Nickel e Teske avevano cercato di contrastare l’atmosfera tesa, ma hanno incontrato l’ostilità non solo degli studenti ma anche delle famiglie influenti della città. Teske aveva dedicato parte delle sue lezioni di storia a raccontare le atrocità del nazismo, ma era stato accolto con applausi da alcuni studenti. Nickel aveva organizzato un concerto con un rapper nero, solo per vedere l’evento boicottato e trasformato in un flop.

Disperati, i due insegnanti hanno pubblicato una lettera aperta, descrivendo “l’atmosfera di intimidazione” nella loro scuola. Pochi giorni dopo, un gruppo di genitori ha chiesto il loro licenziamento, accusandoli di essere di parte.

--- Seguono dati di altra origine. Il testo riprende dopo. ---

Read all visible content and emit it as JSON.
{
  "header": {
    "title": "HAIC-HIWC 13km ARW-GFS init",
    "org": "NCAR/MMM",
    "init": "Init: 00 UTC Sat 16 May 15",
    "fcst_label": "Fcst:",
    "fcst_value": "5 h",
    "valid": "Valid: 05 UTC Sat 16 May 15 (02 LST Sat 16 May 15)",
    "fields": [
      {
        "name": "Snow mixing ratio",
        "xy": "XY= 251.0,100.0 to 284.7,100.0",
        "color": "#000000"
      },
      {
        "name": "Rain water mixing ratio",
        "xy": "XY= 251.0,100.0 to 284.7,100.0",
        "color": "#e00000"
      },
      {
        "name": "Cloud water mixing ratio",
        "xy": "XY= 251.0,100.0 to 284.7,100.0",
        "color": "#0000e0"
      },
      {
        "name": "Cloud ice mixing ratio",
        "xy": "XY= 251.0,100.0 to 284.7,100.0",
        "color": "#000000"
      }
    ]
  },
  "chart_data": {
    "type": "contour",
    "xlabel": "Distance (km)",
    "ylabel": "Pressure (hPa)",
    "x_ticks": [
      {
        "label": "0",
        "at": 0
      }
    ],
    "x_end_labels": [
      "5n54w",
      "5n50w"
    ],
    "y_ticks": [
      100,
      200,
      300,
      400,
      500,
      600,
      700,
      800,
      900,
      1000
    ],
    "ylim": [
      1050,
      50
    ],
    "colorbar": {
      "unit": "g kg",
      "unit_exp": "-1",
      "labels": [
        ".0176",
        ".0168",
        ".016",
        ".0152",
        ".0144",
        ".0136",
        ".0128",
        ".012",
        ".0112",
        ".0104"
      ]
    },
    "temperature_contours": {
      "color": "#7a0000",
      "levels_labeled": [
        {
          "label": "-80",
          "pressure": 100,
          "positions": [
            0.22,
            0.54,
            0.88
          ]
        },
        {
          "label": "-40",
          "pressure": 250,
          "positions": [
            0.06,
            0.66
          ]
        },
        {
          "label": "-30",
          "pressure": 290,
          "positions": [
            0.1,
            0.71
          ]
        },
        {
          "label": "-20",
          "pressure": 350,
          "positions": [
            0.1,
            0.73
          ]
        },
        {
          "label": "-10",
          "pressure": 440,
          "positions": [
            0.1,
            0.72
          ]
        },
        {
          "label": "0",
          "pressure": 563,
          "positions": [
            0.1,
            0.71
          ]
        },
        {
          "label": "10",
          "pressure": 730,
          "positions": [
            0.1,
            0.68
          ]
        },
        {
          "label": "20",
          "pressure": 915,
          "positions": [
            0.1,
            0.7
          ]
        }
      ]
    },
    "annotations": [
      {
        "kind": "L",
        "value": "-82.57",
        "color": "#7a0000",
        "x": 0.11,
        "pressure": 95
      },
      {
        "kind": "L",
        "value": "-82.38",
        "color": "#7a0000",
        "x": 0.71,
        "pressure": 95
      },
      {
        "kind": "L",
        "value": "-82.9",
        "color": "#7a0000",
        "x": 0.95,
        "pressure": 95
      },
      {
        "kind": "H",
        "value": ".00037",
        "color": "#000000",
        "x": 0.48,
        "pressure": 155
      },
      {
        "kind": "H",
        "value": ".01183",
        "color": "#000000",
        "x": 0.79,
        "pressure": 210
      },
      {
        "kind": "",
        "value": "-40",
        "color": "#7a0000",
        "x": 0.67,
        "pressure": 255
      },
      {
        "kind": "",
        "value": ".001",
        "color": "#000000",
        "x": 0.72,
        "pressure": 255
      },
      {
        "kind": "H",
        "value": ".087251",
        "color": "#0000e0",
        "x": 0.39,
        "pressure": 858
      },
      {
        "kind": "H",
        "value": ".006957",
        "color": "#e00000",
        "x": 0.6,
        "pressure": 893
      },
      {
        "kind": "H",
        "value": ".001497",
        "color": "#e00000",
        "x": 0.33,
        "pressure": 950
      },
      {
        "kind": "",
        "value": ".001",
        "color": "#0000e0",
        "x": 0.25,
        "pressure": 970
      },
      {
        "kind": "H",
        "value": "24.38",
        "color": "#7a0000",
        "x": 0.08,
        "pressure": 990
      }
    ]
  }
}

La situazione è precipitata con la comparsa di manifesti diffamatori e minacce sui social media. Alla fine, Nickel e Teske hanno annunciato il loro trasferimento a Berlino. Dirigenti locali del partito di ultradestra Afd hanno esultato per la loro partenza.

La storia di Nickel e Teske è un segnale allarmante della crescente polarizzazione e dell’intolleranza che sta pervadendo alcune aree della Germania. L’incapacità di contrastare l’estremismo in questa scuola può essere vista come un sintomo di una malattia più ampia che affligge la società tedesca odierna.